|
Subsegmental Atelectasis (SSA)
Discoid Atelectasis, Platelike Atelectasis
General Considerations
- Seen especially in post-operative patients, usually at the lung bases
- Can also be seen with pulmonary thromboembolic disease, obesity, ascites
- Believed to be caused by a decreased production or inactivation of surfactant which, when present normally, keeps the alveoli from collapsing by decreasing the surface tension
- Not caused by obstruction of bronchi
Clinical Findings
- Most patients have some form of splinting which prevents a full inspiration
- SSA is usually asymptomatic by itself; it is the result rather than the cause of limited inspiration
Imaging Findings
- Thin, linear opacities at one or both bases, 2-10 cm in length, usually horizontally oriented
- Crosses segmental boundaries
- May rarely occur in upper lobes and may be vertically oriented
- No associated signs of volume loss (no shift of fissures)

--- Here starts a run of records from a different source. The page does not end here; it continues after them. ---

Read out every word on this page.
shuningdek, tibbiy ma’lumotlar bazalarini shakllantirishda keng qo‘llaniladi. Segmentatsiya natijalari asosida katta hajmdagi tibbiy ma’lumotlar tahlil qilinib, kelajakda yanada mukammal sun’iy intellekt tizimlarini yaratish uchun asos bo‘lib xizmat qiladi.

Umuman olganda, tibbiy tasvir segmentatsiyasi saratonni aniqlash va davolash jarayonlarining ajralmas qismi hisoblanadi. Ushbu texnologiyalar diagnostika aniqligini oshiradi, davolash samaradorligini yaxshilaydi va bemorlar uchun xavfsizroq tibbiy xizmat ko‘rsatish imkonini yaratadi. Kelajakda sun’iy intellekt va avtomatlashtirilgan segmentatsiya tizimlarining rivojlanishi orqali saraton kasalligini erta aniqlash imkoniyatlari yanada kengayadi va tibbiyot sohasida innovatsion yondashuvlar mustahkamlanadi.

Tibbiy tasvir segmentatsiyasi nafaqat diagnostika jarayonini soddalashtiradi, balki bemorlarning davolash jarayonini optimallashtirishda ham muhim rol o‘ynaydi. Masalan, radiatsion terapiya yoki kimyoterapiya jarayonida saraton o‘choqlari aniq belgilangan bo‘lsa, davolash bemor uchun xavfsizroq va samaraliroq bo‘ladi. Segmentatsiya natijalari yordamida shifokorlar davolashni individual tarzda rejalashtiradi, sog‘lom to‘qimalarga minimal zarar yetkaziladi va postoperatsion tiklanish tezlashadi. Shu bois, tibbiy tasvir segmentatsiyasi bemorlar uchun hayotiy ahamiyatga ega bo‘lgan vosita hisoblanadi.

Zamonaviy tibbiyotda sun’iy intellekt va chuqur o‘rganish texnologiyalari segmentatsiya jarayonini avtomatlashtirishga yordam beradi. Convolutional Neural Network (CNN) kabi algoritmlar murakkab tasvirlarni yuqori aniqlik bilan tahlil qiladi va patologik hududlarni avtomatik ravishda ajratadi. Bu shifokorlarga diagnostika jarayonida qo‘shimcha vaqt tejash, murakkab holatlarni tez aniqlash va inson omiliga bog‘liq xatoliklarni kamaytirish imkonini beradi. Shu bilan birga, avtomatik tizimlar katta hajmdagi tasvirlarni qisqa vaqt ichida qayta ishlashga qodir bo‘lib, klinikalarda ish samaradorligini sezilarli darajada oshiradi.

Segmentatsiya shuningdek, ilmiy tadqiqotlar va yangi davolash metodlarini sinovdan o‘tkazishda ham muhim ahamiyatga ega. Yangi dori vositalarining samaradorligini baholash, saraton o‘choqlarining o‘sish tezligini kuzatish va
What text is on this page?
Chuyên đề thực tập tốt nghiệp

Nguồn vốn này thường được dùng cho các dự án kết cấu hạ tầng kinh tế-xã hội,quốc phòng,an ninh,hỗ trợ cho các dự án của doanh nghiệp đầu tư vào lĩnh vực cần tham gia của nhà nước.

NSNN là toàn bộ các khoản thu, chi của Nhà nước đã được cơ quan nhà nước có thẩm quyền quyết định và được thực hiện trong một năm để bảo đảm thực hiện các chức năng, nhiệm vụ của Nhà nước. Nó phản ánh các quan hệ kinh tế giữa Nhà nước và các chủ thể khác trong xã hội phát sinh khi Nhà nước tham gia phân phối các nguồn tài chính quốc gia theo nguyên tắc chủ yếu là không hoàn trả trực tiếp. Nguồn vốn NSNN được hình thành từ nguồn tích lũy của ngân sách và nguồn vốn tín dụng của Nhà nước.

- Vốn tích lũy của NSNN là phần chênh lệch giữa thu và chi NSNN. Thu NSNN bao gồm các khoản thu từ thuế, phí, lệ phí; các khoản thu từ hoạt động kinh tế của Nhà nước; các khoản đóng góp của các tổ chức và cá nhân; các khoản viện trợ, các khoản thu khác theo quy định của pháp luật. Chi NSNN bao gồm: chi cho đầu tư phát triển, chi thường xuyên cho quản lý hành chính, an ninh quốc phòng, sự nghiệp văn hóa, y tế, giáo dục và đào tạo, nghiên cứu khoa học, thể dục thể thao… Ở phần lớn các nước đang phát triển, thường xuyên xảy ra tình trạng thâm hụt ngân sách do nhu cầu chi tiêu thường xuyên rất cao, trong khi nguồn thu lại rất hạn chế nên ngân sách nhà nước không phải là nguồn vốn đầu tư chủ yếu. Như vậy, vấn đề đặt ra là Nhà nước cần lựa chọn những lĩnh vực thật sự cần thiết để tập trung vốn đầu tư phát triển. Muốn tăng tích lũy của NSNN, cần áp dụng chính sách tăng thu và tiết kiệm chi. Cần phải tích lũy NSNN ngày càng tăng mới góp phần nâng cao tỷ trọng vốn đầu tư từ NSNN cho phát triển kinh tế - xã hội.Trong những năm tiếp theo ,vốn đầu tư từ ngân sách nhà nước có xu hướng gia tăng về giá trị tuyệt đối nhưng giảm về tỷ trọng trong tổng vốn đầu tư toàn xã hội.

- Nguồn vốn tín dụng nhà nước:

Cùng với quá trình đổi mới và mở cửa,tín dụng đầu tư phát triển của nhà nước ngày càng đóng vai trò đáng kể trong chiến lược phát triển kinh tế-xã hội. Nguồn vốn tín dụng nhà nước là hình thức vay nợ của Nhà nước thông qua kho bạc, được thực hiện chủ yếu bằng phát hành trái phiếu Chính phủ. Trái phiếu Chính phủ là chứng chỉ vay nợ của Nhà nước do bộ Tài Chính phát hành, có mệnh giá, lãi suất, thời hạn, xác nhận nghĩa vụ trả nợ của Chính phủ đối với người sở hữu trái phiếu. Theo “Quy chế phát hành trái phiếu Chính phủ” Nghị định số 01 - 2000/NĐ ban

- Clears in a few days or less
Differential Diagnosis
- Linear scarring - may look the same on one radiograph; SSA will almost always clear in a few days; scarring will not
Treatment
- Incentive spirometry
- Chest physiotherapy
Subsegmental Atelectasis, Left Lung Base. There are multiple, thin, linear opacities (red arrows) at the left base oriented horizontally. The patient is post-operative colon surgery.